Mr Muda Yusf, Director-General, Lagos Chamber of Commerce and Industry (LCCI), said “Power sector is critical to the development of the country.

“Most often, there is often a conflict between development objectives and commercial objectives.

“I believe the government still needs to provide some resource support and generous fiscal incentives for investors in the sector.

“What should be avoided is public sector management of such enterprise. We do not have a record of good corporate governance in most public enterprises.

“A strictly private sector driven power sector, however, poses the risk of exclusion of some segments of the population.

“Many locations and communities may not be served because of the commercial viability of such provision.

“There should, therefore, be a model that would cater for the economically vulnerable segments of the society.

“This is the scenario currently playing out in private sector provision of education and health services.

“Private schools and private hospitals are not affordable by majority of the citizens,’’ NAN quotes Yusuf said.

Mr Biodun Ogunleye, Managing Director, PowerCap Ltd, was, however, opposed to total handing over of the sector to the private sector, saying that such could result to abused of power.

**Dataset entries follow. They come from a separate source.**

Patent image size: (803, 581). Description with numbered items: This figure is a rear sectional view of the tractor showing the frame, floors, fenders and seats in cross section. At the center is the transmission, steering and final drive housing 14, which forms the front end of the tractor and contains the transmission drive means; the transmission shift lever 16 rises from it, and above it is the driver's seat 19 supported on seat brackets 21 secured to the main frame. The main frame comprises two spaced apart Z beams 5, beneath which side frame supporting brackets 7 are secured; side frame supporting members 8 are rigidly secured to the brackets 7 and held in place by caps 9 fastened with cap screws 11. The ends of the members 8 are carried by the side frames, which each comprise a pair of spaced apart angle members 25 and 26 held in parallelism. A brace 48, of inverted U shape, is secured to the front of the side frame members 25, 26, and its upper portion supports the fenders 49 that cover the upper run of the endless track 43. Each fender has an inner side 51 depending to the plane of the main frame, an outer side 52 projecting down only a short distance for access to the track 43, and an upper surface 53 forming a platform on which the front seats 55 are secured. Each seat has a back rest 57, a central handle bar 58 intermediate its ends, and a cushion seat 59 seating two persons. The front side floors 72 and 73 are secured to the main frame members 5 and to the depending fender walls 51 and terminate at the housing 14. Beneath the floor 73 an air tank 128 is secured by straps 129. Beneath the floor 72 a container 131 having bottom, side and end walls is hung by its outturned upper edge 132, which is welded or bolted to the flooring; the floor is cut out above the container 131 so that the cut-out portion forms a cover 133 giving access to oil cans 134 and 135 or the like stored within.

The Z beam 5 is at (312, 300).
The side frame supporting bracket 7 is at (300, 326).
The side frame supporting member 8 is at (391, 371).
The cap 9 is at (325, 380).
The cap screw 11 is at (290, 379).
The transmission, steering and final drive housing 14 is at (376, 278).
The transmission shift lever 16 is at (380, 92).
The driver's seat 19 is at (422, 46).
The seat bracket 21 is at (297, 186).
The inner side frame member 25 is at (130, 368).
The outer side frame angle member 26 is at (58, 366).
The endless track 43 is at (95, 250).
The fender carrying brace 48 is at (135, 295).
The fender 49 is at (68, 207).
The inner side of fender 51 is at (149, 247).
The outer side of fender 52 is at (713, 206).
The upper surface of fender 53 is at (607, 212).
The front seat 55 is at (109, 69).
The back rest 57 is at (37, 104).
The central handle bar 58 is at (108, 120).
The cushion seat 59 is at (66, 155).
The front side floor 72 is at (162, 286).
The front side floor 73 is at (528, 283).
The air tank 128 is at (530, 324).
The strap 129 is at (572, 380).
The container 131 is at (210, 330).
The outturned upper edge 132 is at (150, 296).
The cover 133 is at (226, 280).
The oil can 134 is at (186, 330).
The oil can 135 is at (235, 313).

Ogunleye said that government has a vital role to play in the power sector, adding that there is no country in the world that hands-off power sector totally to private investors without regulating and controlling the sector.

He said: “I am not aware of countries that essential services like power is not regulated, am also not aware there is no regulator like NERC within the structure.

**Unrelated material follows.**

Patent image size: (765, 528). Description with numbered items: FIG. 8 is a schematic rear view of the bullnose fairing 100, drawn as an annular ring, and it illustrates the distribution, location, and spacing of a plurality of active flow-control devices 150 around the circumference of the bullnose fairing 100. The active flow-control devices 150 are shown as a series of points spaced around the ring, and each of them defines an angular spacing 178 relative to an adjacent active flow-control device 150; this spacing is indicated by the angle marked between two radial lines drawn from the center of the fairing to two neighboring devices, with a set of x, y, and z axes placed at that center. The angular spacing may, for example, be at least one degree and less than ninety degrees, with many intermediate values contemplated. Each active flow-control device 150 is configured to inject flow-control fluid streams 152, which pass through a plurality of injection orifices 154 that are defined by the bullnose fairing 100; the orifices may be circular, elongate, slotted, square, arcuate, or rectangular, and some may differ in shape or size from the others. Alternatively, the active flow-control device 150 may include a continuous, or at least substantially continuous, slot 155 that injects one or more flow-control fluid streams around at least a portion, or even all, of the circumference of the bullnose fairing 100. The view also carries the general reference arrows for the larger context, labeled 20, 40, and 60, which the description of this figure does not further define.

“Between NERC and CBN there will also be a bulk buyer so that there would be a bulk market, but government should not involve in retail but plan on how much capacity as a nation would should aspired to have.

“Government should point the direction of what the private sector would go, because if you allow the private sector they will only do certain things that would only favour them.

“On Discos, government had never appointed management for Discos but took board position, and they are civil servant that are basically checking and taken reports, not aggressively involved in their operations,’’ he said.